First Inland Bank is also struggling with the problem of consumer credit, says managing director Akey Nwosu: “Growth is limited because we don’t have a credit bureau in place. We limit ourselves to people in safe jobs, people you can relate to, people working in civil service, banks, oil and the telecommunications industry.”

Pursuing debts is very time-consuming and erratic, says Mr Balogun. “You have to go through the courts to enforce your lien in the case of default and that can take time. You can get it, but it can take you nine months if you are unlucky. We still have a relatively inefficient system, although reforms are happening.

“You factor that into the structure and price of the loan. Only a very few can afford mortgages at the moment, but over the next two years a lot of those impediments will be reduced and prices will fall substantially. We expect to see exponential growth. Consumer banking is relatively new. You will see rapid growth over the next few years.”

The risk of bad debts should not deter banks from developing their retail presence, says Skye Bank’s managing director Akinsola Akinfamiwa. He advises a cautious approach, where the consequences of default are factored in to the assessment of opportunities and pricing.

Mr Akinfamiwa says: “You have to be highly selective in where you give loans. You will rely on where people work and character. But if the person stops paying you, you should know what [to] do with the asset.

“This approach has led us to develop our own secondary market in items like cars. It is also important to be involved in what you are doing and develop the entrepreneur’s skill in knowing what you do with the asset.”

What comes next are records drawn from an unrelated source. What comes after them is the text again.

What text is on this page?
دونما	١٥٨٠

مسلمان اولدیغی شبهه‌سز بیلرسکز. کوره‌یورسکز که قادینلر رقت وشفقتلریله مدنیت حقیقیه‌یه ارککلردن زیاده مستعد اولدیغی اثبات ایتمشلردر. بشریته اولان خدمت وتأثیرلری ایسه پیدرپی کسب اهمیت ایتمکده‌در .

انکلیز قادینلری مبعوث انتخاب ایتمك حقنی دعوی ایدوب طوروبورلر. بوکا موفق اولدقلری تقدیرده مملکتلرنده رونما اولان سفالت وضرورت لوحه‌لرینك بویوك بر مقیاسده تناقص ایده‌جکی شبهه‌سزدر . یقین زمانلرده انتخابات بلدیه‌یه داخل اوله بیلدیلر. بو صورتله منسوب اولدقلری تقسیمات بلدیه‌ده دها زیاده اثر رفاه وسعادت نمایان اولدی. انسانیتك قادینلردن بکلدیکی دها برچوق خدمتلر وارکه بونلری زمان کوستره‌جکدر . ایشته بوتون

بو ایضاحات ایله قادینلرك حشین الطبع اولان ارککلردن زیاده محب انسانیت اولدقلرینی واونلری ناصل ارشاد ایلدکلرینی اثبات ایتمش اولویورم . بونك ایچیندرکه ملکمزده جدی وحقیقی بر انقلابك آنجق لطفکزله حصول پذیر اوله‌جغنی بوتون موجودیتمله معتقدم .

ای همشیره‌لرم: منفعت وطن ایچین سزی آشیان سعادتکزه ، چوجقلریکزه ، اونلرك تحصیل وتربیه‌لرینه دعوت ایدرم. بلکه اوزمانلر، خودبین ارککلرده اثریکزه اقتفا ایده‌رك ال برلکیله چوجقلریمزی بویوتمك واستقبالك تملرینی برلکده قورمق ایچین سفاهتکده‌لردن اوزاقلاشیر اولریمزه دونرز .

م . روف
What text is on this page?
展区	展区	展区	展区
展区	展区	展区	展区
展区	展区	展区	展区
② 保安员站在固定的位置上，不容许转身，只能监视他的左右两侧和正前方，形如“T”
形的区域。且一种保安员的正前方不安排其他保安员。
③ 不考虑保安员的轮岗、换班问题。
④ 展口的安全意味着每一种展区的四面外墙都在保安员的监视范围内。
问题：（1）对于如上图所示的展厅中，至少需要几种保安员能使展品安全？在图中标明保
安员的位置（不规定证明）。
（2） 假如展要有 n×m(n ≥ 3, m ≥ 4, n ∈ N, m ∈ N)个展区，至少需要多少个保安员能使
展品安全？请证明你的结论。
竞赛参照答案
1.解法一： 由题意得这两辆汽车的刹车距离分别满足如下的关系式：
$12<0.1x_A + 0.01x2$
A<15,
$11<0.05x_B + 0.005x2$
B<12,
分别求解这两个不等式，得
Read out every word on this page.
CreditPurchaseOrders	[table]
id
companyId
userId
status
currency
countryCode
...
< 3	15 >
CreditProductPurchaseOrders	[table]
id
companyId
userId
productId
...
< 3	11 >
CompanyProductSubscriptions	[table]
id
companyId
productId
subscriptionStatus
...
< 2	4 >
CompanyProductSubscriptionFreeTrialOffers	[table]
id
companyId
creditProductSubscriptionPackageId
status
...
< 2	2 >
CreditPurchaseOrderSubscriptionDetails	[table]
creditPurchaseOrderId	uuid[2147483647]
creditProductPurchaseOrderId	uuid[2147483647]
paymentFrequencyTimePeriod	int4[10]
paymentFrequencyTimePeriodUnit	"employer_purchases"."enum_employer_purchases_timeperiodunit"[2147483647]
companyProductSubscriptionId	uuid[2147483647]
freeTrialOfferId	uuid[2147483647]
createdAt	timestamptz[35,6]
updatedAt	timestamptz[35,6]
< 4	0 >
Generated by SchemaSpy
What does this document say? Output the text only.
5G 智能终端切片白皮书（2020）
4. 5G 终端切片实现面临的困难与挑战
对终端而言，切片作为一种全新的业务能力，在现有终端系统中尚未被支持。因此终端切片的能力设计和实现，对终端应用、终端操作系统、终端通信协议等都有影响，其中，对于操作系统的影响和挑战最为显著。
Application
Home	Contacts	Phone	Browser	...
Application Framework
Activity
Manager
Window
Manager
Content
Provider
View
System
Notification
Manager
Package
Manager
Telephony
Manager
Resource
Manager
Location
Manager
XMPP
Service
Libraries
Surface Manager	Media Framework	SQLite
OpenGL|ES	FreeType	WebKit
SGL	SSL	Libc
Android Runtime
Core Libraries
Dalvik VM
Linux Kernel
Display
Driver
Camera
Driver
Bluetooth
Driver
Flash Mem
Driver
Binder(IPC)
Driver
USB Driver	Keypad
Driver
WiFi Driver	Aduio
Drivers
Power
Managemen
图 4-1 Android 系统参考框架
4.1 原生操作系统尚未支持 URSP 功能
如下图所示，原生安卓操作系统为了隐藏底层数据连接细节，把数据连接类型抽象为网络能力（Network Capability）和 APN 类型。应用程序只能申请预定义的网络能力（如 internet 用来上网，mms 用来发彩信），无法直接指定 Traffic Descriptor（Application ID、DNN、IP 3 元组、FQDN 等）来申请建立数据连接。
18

Skye gained some formative information about consumer lending and customer selection from one of the legacy banks it acquired in the consolidation process. This bank was an aggressive lender to the property market and it has passed on some of the skills to its new parent.

Engaging with SMEs

The process of careful selection, control and monitoring is applied to lending to the small and medium-sized enterprises sector. Banks are required by government to lend to this sector, but managers find small entrepreneurs unreliable. Mr Akinfamiwa advises lenders to “understand what makes the businessman tick”.

This sanguine approach to consumer lending is shared by Barth Ebong, managing director at Union Bank, one of the country’s largest and longest established retail banks. He says: “If you run away from bad debt, the economy will never grow. You have to have provision for bad debt. The important thing is to reduce it to a minimum, so it doesn’t drag the bank down.

“Consumer banking is becoming a policy of the government. It is the only way to alleviate poverty and the only way to create the banking habit among the population. Union Bank has been doing this over the years and this is why we are a household name. Banking should not merely [offer] products but [should] also develop the people.”